Educational institutions face increased data breach risks amid surge in UK attacks
Educational institutions across the UK are increasingly vulnerable to data breaches as more cyber attacks and poor data handling practices expose sensitive personal information.
Schools and universities, which hold large amounts of personal data, are becoming prime targets for cybercriminals, according to Ben Marsh, Class Underwriter at Chaucer, a global speciality (re)insurance group.
Speaking exclusively with ETIH, Marsh explained the heightened risks faced by educational institutions.
"Educational institutions are particularly vulnerable to data breaches. They are a prime target for cyber and social engineering attacks given the valuable, and often large amount, of personal information – more so than traditional businesses," Marsh said.
As the education sector increasingly embraces remote learning and digital platforms, the risks have escalated. Schools and universities rely on third-party service providers to manage and store data, but these outsourced services are contributing to the rise in breaches.
"As remote learning becomes more common, schools and universities will need to invest in stronger cybersecurity controls and data protection measures to reduce the risks of data being compromised by third parties," Marsh added.

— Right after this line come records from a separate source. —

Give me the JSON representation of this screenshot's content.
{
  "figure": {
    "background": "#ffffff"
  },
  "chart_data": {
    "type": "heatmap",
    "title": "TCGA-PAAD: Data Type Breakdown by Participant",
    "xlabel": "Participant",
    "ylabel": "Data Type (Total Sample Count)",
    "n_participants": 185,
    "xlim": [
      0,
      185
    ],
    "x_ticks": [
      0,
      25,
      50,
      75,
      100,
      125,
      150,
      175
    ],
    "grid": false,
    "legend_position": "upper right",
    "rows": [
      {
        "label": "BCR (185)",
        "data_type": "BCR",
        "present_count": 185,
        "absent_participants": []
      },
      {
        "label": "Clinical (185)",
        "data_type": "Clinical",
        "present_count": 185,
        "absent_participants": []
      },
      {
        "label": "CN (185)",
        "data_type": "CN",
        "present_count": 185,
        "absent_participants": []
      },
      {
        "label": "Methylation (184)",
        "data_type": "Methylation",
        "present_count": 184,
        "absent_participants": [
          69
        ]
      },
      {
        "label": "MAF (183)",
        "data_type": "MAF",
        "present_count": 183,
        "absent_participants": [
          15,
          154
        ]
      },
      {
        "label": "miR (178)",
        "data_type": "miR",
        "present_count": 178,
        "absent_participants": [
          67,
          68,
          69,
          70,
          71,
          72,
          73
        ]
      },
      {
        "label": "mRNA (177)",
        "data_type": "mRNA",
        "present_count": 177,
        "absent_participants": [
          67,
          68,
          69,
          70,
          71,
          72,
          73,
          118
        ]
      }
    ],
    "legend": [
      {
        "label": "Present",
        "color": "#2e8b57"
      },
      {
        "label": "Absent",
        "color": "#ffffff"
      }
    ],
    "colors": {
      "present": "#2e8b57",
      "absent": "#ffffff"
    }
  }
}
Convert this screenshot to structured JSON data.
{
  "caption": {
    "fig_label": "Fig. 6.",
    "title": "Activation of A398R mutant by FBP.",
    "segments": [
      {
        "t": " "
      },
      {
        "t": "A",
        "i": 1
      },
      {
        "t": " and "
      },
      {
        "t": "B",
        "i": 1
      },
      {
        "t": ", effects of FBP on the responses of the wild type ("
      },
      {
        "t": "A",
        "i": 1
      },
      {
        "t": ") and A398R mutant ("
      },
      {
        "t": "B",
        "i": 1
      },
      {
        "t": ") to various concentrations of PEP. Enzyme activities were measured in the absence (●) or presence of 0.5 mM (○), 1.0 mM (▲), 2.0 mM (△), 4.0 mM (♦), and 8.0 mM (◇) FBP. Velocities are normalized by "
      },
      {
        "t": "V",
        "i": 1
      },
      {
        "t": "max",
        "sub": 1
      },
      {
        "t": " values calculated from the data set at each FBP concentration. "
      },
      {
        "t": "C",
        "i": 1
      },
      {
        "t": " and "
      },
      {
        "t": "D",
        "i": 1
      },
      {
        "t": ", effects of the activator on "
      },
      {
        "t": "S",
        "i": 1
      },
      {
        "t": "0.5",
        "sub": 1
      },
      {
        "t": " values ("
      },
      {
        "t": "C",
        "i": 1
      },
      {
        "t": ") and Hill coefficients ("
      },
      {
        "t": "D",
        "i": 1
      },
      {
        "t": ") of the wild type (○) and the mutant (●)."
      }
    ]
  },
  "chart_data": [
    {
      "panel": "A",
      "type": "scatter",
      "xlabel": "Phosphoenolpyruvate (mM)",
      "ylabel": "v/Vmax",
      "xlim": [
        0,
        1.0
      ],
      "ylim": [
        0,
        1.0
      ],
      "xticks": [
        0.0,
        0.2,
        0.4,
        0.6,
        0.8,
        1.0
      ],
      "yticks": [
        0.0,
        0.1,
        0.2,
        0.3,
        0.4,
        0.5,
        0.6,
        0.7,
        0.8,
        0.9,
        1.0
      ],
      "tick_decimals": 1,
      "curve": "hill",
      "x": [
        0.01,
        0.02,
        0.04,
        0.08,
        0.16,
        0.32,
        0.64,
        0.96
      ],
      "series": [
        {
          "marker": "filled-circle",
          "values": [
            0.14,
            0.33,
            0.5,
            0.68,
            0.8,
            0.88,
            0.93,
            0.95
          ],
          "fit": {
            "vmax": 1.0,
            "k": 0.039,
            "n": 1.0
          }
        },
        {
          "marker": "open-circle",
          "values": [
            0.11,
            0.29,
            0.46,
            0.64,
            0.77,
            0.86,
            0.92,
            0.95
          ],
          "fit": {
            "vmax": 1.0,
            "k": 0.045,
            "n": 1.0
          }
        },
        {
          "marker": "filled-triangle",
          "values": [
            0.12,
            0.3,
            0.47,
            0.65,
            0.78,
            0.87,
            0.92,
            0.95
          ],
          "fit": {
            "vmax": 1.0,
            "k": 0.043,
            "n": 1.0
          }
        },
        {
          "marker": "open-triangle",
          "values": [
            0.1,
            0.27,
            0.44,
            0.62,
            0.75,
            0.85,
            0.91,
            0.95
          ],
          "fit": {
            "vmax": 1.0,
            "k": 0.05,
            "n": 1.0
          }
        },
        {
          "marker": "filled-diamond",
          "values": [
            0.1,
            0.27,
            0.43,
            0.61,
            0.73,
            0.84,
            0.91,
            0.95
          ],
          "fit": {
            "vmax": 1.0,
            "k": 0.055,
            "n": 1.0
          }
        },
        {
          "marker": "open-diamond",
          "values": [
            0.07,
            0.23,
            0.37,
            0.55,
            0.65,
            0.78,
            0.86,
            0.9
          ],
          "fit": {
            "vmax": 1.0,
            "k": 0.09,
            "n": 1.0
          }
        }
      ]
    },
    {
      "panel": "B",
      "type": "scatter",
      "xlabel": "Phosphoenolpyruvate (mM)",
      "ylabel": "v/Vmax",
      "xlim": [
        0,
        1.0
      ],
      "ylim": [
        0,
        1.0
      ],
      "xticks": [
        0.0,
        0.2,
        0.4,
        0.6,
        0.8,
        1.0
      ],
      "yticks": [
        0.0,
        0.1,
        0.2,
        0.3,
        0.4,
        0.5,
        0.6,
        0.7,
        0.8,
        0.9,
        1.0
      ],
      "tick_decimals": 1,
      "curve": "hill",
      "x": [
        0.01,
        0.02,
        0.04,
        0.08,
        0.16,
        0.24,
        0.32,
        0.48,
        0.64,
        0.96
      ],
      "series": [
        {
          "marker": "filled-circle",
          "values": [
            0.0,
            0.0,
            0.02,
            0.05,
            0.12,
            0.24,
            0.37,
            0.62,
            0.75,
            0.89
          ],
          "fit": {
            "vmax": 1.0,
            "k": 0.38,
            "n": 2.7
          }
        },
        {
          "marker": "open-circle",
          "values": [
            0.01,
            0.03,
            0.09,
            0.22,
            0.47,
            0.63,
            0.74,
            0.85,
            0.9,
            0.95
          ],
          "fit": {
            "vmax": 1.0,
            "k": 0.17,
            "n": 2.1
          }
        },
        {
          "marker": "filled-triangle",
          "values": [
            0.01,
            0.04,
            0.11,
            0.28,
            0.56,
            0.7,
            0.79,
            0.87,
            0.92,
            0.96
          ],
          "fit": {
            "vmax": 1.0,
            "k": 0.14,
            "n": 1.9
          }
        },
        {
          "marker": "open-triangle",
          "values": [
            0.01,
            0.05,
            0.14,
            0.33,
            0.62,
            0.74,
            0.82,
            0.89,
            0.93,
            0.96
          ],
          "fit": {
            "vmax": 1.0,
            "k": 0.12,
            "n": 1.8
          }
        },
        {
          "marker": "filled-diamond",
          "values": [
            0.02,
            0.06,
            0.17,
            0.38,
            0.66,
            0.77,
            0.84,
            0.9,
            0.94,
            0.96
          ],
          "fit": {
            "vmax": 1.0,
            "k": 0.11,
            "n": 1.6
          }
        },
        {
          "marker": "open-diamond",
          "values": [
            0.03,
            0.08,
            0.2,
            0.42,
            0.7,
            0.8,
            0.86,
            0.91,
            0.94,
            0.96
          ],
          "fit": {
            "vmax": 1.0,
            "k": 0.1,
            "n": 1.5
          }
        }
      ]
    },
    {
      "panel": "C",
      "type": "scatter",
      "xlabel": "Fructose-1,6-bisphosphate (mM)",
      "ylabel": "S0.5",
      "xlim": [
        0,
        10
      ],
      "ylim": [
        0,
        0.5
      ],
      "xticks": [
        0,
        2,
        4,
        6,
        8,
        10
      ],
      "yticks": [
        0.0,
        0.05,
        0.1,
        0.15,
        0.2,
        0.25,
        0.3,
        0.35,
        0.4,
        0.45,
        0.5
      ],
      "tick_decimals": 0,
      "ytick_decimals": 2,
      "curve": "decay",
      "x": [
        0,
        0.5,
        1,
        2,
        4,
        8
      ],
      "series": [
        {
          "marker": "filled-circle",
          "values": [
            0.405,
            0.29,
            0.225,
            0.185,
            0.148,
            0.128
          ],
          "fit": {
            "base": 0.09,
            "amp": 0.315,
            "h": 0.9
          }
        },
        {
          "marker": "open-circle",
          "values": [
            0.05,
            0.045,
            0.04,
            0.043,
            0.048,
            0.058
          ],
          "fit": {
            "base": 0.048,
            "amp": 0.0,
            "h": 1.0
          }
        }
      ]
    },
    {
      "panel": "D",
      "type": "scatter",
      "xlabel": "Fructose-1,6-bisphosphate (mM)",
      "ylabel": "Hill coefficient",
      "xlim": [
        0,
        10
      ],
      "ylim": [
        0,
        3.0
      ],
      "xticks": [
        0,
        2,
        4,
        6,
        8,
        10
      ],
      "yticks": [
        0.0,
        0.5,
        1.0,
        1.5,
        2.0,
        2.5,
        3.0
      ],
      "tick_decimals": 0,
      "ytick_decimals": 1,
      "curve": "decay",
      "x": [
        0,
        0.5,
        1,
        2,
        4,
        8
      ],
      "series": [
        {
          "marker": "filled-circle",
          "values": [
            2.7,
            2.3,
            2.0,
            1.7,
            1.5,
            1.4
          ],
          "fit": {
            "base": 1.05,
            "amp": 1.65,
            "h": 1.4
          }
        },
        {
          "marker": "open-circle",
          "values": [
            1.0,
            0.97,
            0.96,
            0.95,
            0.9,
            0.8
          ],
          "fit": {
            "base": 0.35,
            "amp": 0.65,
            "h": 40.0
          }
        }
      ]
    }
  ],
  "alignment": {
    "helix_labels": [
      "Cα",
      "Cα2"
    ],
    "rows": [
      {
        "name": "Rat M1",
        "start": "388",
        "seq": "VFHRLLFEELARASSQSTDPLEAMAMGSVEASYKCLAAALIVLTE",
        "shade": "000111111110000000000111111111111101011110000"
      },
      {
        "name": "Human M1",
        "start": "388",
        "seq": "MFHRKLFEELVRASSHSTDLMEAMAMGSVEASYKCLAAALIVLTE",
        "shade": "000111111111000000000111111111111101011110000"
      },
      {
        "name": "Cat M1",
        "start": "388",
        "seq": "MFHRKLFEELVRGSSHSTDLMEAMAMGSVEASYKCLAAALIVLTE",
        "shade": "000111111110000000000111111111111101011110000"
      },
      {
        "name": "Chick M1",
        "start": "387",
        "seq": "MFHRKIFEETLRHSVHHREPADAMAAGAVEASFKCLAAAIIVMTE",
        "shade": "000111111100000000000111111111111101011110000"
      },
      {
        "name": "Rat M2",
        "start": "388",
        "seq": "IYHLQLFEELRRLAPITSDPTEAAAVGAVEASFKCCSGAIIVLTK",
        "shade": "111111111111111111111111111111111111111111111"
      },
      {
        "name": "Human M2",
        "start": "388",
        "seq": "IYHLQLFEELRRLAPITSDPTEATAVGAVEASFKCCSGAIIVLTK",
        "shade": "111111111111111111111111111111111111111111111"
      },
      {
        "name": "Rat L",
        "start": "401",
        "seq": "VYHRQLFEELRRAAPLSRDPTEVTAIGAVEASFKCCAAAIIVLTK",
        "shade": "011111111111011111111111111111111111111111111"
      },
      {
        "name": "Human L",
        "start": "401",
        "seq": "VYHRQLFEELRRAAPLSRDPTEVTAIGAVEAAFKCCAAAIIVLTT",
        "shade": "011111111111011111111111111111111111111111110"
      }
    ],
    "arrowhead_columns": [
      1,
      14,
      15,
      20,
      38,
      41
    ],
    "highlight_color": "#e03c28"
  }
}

Government institutions, including educational bodies, were among the sectors hardest hit by data breaches in 2023. Of the 312 million data breaches that occurred in the UK last year, 196 million were linked to central government institutions, including many educational organisations. This forms a significant portion of the overall increase in breaches, which saw a 53% rise compared to 2022.
Marsh highlighted that outsourcing data management to third-party providers plays a central role in these large-scale breaches. He pointed to an incident in March 2023, when an outsourcing firm managing nearly 400 pension schemes experienced a data breach.
This incident potentially compromised the personal data of hundreds of thousands of individuals, with 90 pension schemes filing data breach reports to the Information Commissioner’s Office (ICO).
“Growing outsourcing of data management and data processing to third-party providers is fuelling an increase in the potential for large-scale data breaches, potentially affecting tens of thousands of individuals at a time,” Marsh noted.
Data breaches on the rise nationwide
On average, UK citizens were affected by five data breaches each in 2023, with a total of 312 million breaches recorded. This represented a significant 53% increase compared to the 204 million breaches in 2022. The surge in breaches was driven not only by outsourcing but also by a rise in cyber attacks.
The number of successful cyber attacks rose by 20% last year, from 8,948 in 2022 to 11,177 in 2023. These breaches typically expose sensitive information such as financial data, medical records, and personal identifiers, all of which can be sold on the dark web.
Marsh cautioned that not all breaches are the result of cyber attacks. Many incidents are caused by poor data handling practices within organisations, particularly those that outsource data management to third parties.
Marsh added:
“While outsourcing some data management is a logical step for streamlining a business to make it more profitable, data security should never be compromised. Businesses that outsource to unsecured third parties to cut costs may face very hefty losses – in ransoms, fines or lost customers.”
“Companies must ensure data that is hosted in right place and managed by experts with the proper training. Companies should also include contractual provisions for data breaches in any paperwork they sign with third party providers – and must ensure those outsourced parties comply with up to date regulations.”